4話 帰宅
街の灯が見えてきたとき、エルシオは胸の奥から大きく息を吐いた。
喉の奥に残る血の匂い。枝を握りしめた手は汗で濡れ、まだ震えが止まらない。
ゴブリンに襲われ、死にかけた――そんな現実感のない体験を、どうにか振り払うように足を速めた。
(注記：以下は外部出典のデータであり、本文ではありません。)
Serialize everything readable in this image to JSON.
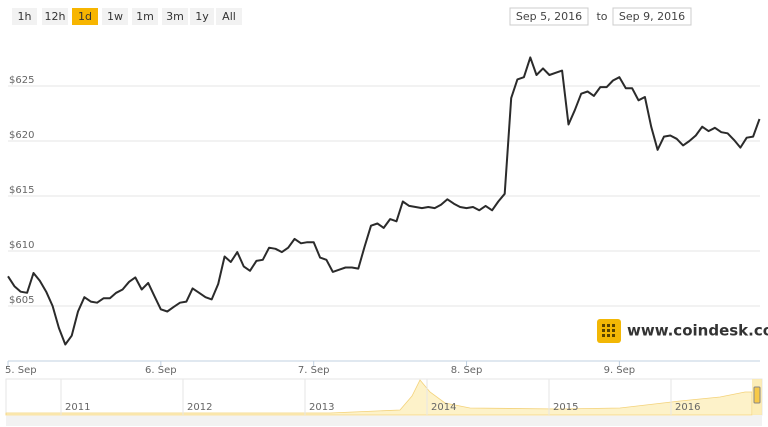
{
  "chart_data": {
    "type": "line",
    "range_buttons": [
      "1h",
      "12h",
      "1d",
      "1w",
      "1m",
      "3m",
      "1y",
      "All"
    ],
    "selected_button": "1d",
    "disabled_button": "1h",
    "date_from": "Sep 5, 2016",
    "date_separator": "to",
    "date_to": "Sep 9, 2016",
    "watermark": "www.coindesk.com",
    "navigator_labels": [
      "2011",
      "2012",
      "2013",
      "2014",
      "2015",
      "2016"
    ],
    "x": [
      5,
      5.042,
      5.083,
      5.125,
      5.167,
      5.208,
      5.25,
      5.292,
      5.333,
      5.375,
      5.417,
      5.458,
      5.5,
      5.542,
      5.583,
      5.625,
      5.667,
      5.708,
      5.75,
      5.792,
      5.833,
      5.875,
      5.917,
      5.958,
      6,
      6.042,
      6.083,
      6.125,
      6.167,
      6.208,
      6.25,
      6.292,
      6.333,
      6.375,
      6.417,
      6.458,
      6.5,
      6.542,
      6.583,
      6.625,
      6.667,
      6.708,
      6.75,
      6.792,
      6.833,
      6.875,
      6.917,
      6.958,
      7,
      7.042,
      7.083,
      7.125,
      7.167,
      7.208,
      7.25,
      7.292,
      7.333,
      7.375,
      7.417,
      7.458,
      7.5,
      7.542,
      7.583,
      7.625,
      7.667,
      7.708,
      7.75,
      7.792,
      7.833,
      7.875,
      7.917,
      7.958,
      8,
      8.042,
      8.083,
      8.125,
      8.167,
      8.208,
      8.25,
      8.292,
      8.333,
      8.375,
      8.417,
      8.458,
      8.5,
      8.542,
      8.583,
      8.625,
      8.667,
      8.708,
      8.75,
      8.792,
      8.833,
      8.875,
      8.917,
      8.958,
      9,
      9.042,
      9.083,
      9.125,
      9.167,
      9.208,
      9.25,
      9.292,
      9.333,
      9.375,
      9.417,
      9.458,
      9.5,
      9.542,
      9.583,
      9.625,
      9.667,
      9.708,
      9.75,
      9.792,
      9.833,
      9.875,
      9.917
    ],
    "series": [
      {
        "color": "#2b2b2b",
        "values": [
          607.7,
          606.8,
          606.3,
          606.2,
          608.0,
          607.3,
          606.3,
          605.0,
          603.0,
          601.5,
          602.3,
          604.5,
          605.8,
          605.4,
          605.3,
          605.7,
          605.7,
          606.2,
          606.5,
          607.2,
          607.6,
          606.5,
          607.1,
          605.9,
          604.7,
          604.5,
          604.9,
          605.3,
          605.4,
          606.6,
          606.2,
          605.8,
          605.6,
          607.0,
          609.5,
          609.0,
          609.9,
          608.6,
          608.2,
          609.1,
          609.2,
          610.3,
          610.2,
          609.9,
          610.3,
          611.1,
          610.7,
          610.8,
          610.8,
          609.4,
          609.2,
          608.1,
          608.3,
          608.5,
          608.5,
          608.4,
          610.4,
          612.3,
          612.5,
          612.1,
          612.9,
          612.7,
          614.5,
          614.1,
          614.0,
          613.9,
          614.0,
          613.9,
          614.2,
          614.7,
          614.3,
          614.0,
          613.9,
          614.0,
          613.7,
          614.1,
          613.7,
          614.5,
          615.2,
          623.9,
          625.6,
          625.8,
          627.6,
          626.0,
          626.6,
          626.0,
          626.2,
          626.4,
          621.5,
          622.8,
          624.3,
          624.5,
          624.1,
          624.9,
          624.9,
          625.5,
          625.8,
          624.8,
          624.8,
          623.7,
          624.0,
          621.3,
          619.2,
          620.4,
          620.5,
          620.2,
          619.6,
          620.0,
          620.5,
          621.3,
          620.9,
          621.2,
          620.8,
          620.7,
          620.1,
          619.4,
          620.3,
          620.4,
          622.0
        ]
      }
    ],
    "xlim": [
      5,
      9.92
    ],
    "xticks": [
      {
        "value": 5,
        "label": "5. Sep"
      },
      {
        "value": 6,
        "label": "6. Sep"
      },
      {
        "value": 7,
        "label": "7. Sep"
      },
      {
        "value": 8,
        "label": "8. Sep"
      },
      {
        "value": 9,
        "label": "9. Sep"
      }
    ],
    "ylim": [
      600,
      630
    ],
    "yticks": [
      {
        "value": 605,
        "label": "$605"
      },
      {
        "value": 610,
        "label": "$610"
      },
      {
        "value": 615,
        "label": "$615"
      },
      {
        "value": 620,
        "label": "$620"
      },
      {
        "value": 625,
        "label": "$625"
      }
    ],
    "grid": true
  }
}
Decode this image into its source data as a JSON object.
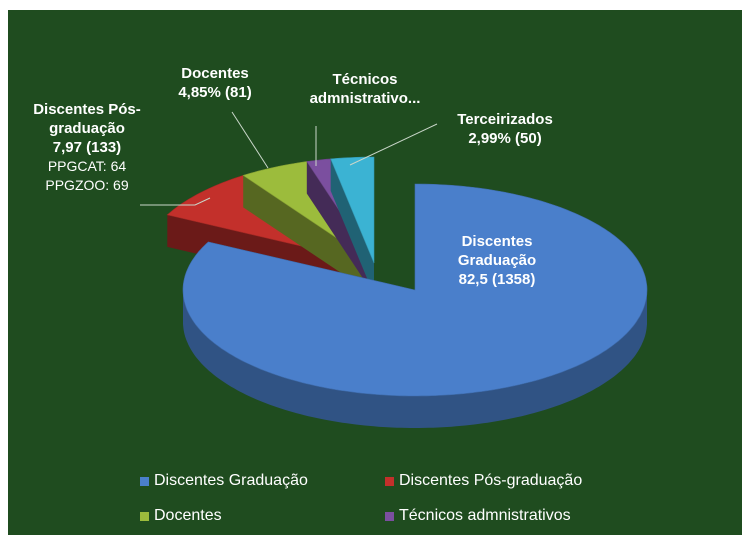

石畳の門をくぐると、いつもの街の喧騒が耳に戻ってくる。
パン屋からは香ばしい匂いが流れ、行き交う人々の笑い声が聞こえる。
それら全てが、つい先ほどまで味わっていた死の恐怖を遠ざけてくれた。
◆
家の扉を開けると、温かな灯りが迎えてくれる。
石壁に反射する橙色の光が、冷えた体を包み込むようだった。
「おかえり、エル」
テーブルに帳簿を広げていたミレナが、顔を上げて微笑む。
四つ年上の姉。幼い頃に両親を失った自分を育ててくれた人だ。
「……ああ、ただいま」
声が少し掠れた。
平静を装うつもりが、胸の鼓動の速さまでは隠せない。
「随分遅かったのね。外に行ったんでしょ?」
「うん……。小屋を見てきただけさ。梁が傷んでたけど、大工に任せれば十分」
努めて軽く答える。
本当は、帰り道に魔物に襲われて死にかけたことを話したかった。
けれど口を開けば、恐怖に呑まれて震えてしまいそうで――何も言えなかった。
◆
ミレナは帳簿を閉じ、スープ皿をテーブルに置いた。
「夕飯、冷めちゃったけど。ほら、食べなさい」
「ありがとう」
匙を持つ手がわずかに震える。
温かいスープが喉を通り、胃に落ちると、張りつめていた体が少しだけ緩んだ。
――だけど。
頭の中では、あの瞬間が何度もよみがえる。
ゴブリンに覆いかぶさられたとき。
死を覚悟した一瞬。
脳裏に焼き付いた“確信”。
――そこを突けば、倒れる。
今まで道具や建物にしか効かないと思っていたスキル〈弱点看破〉。
それが、生き物に通じた。
ならば――人間にも?
◆
スープを飲み干す頃には、胸の奥のざわめきが抑えきれなくなっていた。
目の前の姉を見つめる。
暖かな微笑み。その姿に救われながらも、どうしても疑念を拭えない。
確かめたい。
けれど、もし本当に効いてしまったら――。
心臓が早鐘を打つ。
恐怖と好奇心がせめぎ合い、やがて恐怖を押し退けた。
エルシオは静かに目を閉じ、スキルを発動する。
◆
見えるわけじゃない。
色や線が浮かぶわけでもない。
けれど、分かる。
意識が自然と一か所に引き寄せられる。
――左足。膝。
そこが弱い。
突かれれば簡単に崩れる。
そう強烈に理解できてしまった。
息が詰まる。
心臓を握られたような感覚。
「エル? どうしたの、ぼんやりして」
ミレナが首を傾げて覗き込む。
その瞬間、エルシオは慌ててスキルを解除した。
視界に浮かんでいた“確信”が消え、目の前にはただの姉の姿だけが残る。
◆
思い出す。
ミレナが幼い頃に足を怪我したことを。
転んで大怪我を負い、何日も寝込んだ。
その痕が今も残っているのだろう。
〈弱点看破〉は、その古傷までも見抜いた。
偶然ではない。
間違いなく、人間にも作用する。
「……怖いな、これ」
小さく漏れた呟きは、自分にしか届かない。
この力は、人を救うことにも使えるだろう。
だが同時に――人を傷つけるためにも使えてしまう。
その事実が、何より恐ろしかった。